5 minutes ago, Vee said:

I always enjoyed the idea of GL calling back to Reverend Rutledge and the lamp/lighthouse/etc. near the end of the run. I just think the execution of it was very poor. If GL was ever rebooted it would be nice to find a way to tie all these little details together - maybe a location bit or someone's correspondence, or a character from Selby Flats or Five Points, etc.

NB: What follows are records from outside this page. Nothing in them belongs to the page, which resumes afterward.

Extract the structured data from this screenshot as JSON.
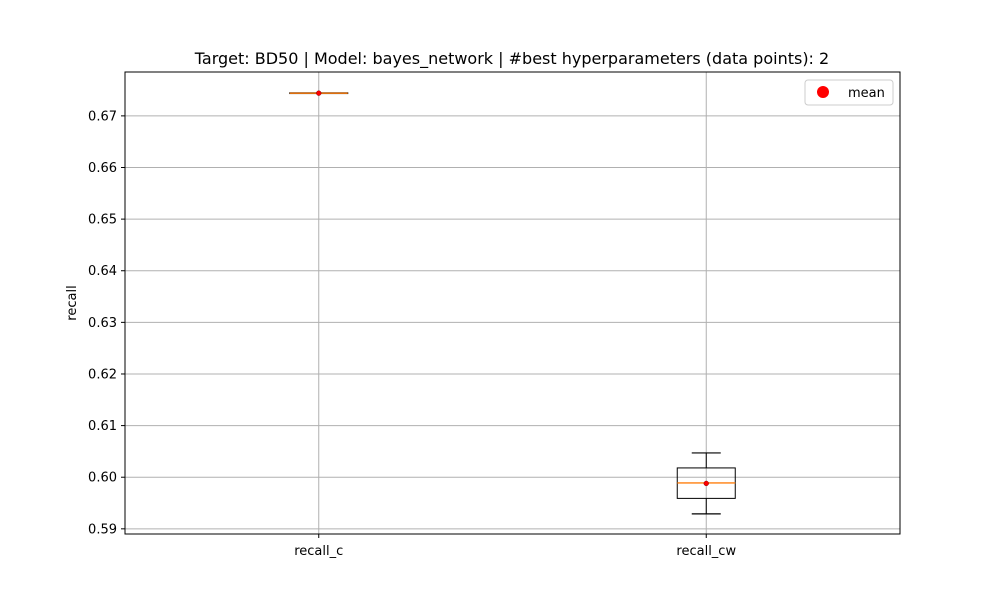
{
  "chart_data": {
    "type": "box",
    "title": "Target: BD50 | Model: bayes_network | #best hyperparameters (data points): 2",
    "xlabel": "",
    "ylabel": "recall",
    "ylim": [
      0.589,
      0.6785
    ],
    "yticks": [
      0.59,
      0.6,
      0.61,
      0.62,
      0.63,
      0.64,
      0.65,
      0.66,
      0.67
    ],
    "ytick_labels": [
      "0.59",
      "0.60",
      "0.61",
      "0.62",
      "0.63",
      "0.64",
      "0.65",
      "0.66",
      "0.67"
    ],
    "grid": true,
    "legend": {
      "placement": "top-right",
      "entries": [
        {
          "label": "mean",
          "marker": "circle",
          "color": "#ff0000"
        }
      ]
    },
    "categories": [
      "recall_c",
      "recall_cw"
    ],
    "boxes": [
      {
        "name": "recall_c",
        "whisker_low": 0.6744,
        "q1": 0.6744,
        "median": 0.6744,
        "q3": 0.6744,
        "whisker_high": 0.6744,
        "mean": 0.6744
      },
      {
        "name": "recall_cw",
        "whisker_low": 0.5929,
        "q1": 0.5959,
        "median": 0.5989,
        "q3": 0.6018,
        "whisker_high": 0.6047,
        "mean": 0.5988
      }
    ],
    "colors": {
      "box": "#000000",
      "median": "#ff7f0e",
      "mean": "#ff0000",
      "grid": "#b0b0b0"
    }
  }
}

I agree.  I enjoyed those nods to history in the later years of the show.  But you are very right, the execution was poor.  For example, Meta's (Mary Stuart's) speech at the end of one of the anniversary episodes -- where she mentions Five Points and Selby Flats, and even Reverend Rutledge.  But none of the Bauers lived in Five Points, and none of them had ever met Reverend Rutledge. So how would Meta be aware of them?   And then in even later years, TPTB seemed to try repeatedly to introduce a descendent of Reverend Rutledge, even though the original Reverend Rutledge had no sons, so his name could not have been carried-down through the generations to another male descendant.  There was just no logic to the way TPTB tried to call back to the show's earliest days.   It could have been done well and respectfully, but someone just didn't do enough research.  

  • Member

Dr. Jonathan McNeil and his wife, Clare Lawrence McNeil, were also in the original series. Jonathan had been on since the early 1940s being played by Arthur Kohl and then Sidney Breese.  

The prison story that @Paul Raven referred to is the Roger Barton. He had spent several years in prison for embezzlement, a crime he hadn't committed. Upon returning, he learned his wife had married another man and that his son was a college student romantically involved with the daughter of the man who had set him up. In order to integrate himself back into his old world without the baggage, he rechristened himself Ray Brandon.